Patients with first episodes of schizophreniform disorder, schizophrenia, schizoaffective disorder, delusional disorder, and psychosis not otherwise specified were recruited from July 1996 to September 1998 from consecutive admissions to day-patient and inpatient units in England.

  • Patients were interviewed with the BIS, an 8-item self-completed scale.

At final interviews, medical notes were scored independently of the rater to determine dates of relapse.

  • This was defined as an exacerbation of positive symptoms lasting at least 2 weeks, leading to a change in management.

Hospitalization data were obtained from the National Health Service hospitals in the catchment area.

Insight at baseline was significantly lower in those who relapsed (mean BIS = 8.8) than in those who did not (mean BIS = 10.3).

Mean BIS was lower in those who were rehospitalized (mean = 8.1) than in those who were not (mean = 10.2).

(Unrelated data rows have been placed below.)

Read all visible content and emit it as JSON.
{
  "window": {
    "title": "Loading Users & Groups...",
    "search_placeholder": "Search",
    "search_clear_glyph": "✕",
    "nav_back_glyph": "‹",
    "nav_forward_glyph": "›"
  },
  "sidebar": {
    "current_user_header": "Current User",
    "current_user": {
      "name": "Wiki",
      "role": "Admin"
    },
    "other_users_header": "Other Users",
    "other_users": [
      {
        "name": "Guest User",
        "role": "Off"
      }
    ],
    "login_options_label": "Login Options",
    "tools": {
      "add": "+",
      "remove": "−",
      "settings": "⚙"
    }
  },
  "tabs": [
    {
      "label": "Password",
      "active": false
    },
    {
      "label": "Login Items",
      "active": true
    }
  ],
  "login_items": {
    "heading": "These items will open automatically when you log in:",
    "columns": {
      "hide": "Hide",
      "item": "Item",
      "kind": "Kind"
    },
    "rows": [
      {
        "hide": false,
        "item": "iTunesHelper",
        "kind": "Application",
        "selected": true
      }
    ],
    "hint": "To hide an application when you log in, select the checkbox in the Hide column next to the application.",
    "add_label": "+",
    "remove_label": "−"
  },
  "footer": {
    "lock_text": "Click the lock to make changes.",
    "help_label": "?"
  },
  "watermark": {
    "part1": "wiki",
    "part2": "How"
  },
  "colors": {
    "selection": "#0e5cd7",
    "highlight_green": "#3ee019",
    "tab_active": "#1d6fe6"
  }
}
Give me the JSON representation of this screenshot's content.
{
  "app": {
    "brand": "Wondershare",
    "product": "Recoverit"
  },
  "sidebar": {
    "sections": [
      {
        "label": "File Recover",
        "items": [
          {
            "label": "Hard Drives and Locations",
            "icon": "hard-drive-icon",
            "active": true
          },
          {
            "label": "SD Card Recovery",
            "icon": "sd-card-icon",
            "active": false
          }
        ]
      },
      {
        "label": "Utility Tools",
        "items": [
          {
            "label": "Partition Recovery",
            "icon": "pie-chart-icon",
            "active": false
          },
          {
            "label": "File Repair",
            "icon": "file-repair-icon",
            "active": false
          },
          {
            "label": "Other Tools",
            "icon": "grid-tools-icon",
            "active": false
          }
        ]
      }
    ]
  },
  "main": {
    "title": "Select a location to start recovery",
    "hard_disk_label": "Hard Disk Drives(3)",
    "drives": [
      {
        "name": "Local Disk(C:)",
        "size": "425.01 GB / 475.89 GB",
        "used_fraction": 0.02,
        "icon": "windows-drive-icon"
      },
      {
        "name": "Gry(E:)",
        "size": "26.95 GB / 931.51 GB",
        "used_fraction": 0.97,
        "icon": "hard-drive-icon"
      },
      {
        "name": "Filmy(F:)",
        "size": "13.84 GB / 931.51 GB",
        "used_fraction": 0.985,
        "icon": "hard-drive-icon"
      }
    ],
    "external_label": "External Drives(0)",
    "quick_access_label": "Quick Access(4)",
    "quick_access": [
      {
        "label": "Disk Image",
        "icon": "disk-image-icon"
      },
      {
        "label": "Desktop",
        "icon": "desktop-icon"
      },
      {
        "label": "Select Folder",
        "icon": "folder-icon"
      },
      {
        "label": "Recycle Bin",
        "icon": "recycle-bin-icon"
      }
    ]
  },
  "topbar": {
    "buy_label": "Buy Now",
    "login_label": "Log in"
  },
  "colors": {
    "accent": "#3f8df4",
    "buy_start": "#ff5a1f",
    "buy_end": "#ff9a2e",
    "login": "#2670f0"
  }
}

The hazard ratio for relapse, per unit increase in the insight score, was estimated to be 0.943.

The rate of relapse in patients with the best insight scores was 39% of the rate among patients with the worst insight scores.

Poor insight also predicted readmission (hazard ratio, 0.924).

Reference:
Drake RJ, Dunn G, Tarrier N, Bentall RP, Haddock G, Lewis SW. Insight as a predictor of the outcome of first-episode nonaffective psychosis in a prospective cohort study in England. J Clin Psychiatry. 2007; 68(1): 81-86.